Post # 1
A skosh of background – both my fiance and I have decently large families. However neither of our families are particularly close or keep in contact much besides Christmas, and even that isn’t a constant. We will be footing the bill for our entire wedding and in turn we’ve decided that a huge wedding is just not worth it to us. We’re more interested in buying a house and creating a nest egg for when we decide to have kids. We will be having a small church ceremoney and a small reception at a restaurant. Our guest list in progress currently contains grandparents, parents, siblings (and their spouses), closest aunt or uncle that has had an impact on our life and best friend(and their spouses).
The dilemma is that my family, despite not often keeping in contact, can be incredibly touchy. We have decided to invite under 35 people. If I were to have bridesmaids, one of the women I would choose would be my cousin, who is the only family member besides my parents I have regular contact with and who I adore. I definitely want her to be on our guest list but her parents, brothers and my other cousins are not on the guest list. So my question is, is having someone you really want to be there for you worth the absolute s***storm it will create in family drama?
Coming to the conclusion of, screw ’em, it’s our day and we’re paying for it was easy but the guest list makes it incredibly difficult and I just really need some unbiased opinions.
Post # 2
I had a simlar situation. My mom has a lot of first cousins on her father’s side, but I only know one of them well. The others I don’t even know which one is which I’ve only met some of them once or twice. So for me, it made sense to invite the one I am close to (have stayed at her house, we email sometimes, etc) but none of the others. One I sort of know a little better than the others, but didn’t want to invite him without his siblings, etc. My mother agreed, we knew I had to invite close cousin and she didn’t see anything wrong with not inviting the others as long as I didn’t invite one sibling without the others etc.

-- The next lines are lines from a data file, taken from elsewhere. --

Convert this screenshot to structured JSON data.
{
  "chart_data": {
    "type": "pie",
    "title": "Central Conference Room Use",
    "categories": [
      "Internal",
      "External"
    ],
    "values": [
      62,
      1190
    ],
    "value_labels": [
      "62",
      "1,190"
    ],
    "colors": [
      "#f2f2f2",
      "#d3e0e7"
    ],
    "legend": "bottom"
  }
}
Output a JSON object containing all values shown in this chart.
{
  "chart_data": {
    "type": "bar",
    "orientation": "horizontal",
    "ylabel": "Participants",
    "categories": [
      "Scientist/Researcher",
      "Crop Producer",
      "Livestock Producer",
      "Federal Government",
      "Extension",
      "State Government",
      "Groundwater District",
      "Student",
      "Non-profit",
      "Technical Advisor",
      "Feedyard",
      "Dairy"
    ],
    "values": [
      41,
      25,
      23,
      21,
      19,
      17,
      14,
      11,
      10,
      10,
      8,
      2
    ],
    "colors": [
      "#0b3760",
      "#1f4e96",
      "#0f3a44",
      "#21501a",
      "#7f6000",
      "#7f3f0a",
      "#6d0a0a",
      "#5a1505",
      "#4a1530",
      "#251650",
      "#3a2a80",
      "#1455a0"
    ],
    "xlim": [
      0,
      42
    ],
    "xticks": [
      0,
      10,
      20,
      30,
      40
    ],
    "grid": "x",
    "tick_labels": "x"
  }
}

It didn’t create any family drama. My mom’s aunt came and was a perfect guest even her kids weren’t invited. But some people will just create drama at any excuse they can get, so I can’t gauruntee your family won’t create any. What I can gauruntee is that if they do create the drama, it’s their fault, not yours.
Post # 3
Are you willing to live with the fallout from that s… storm? Only you can answer that question. In general, the etiquette advice is to make cut offs according to categories in order to avoid hurt feelings. But your call, your guest list. If you were to ask me, unless there were extenuating circumstances, I’d go with all or none. Having an extended family that will never forgive you is not a particularly pleasant thought. On the other hand, the close cousin would understand if it were an all or nothing type of thing.
Post # 4
Is it possible you could give her a “role”!in the ceremony? A reading? A toast? That way you could say you had to severely restrict your guest list to x, y, z and the people directly involved in the wedding?
i know you’ll get conflicting opinions on etiquette and inviting all or none, but to me there is a difference between inviting large groups of relatives because you should and including this one person with whom you are close.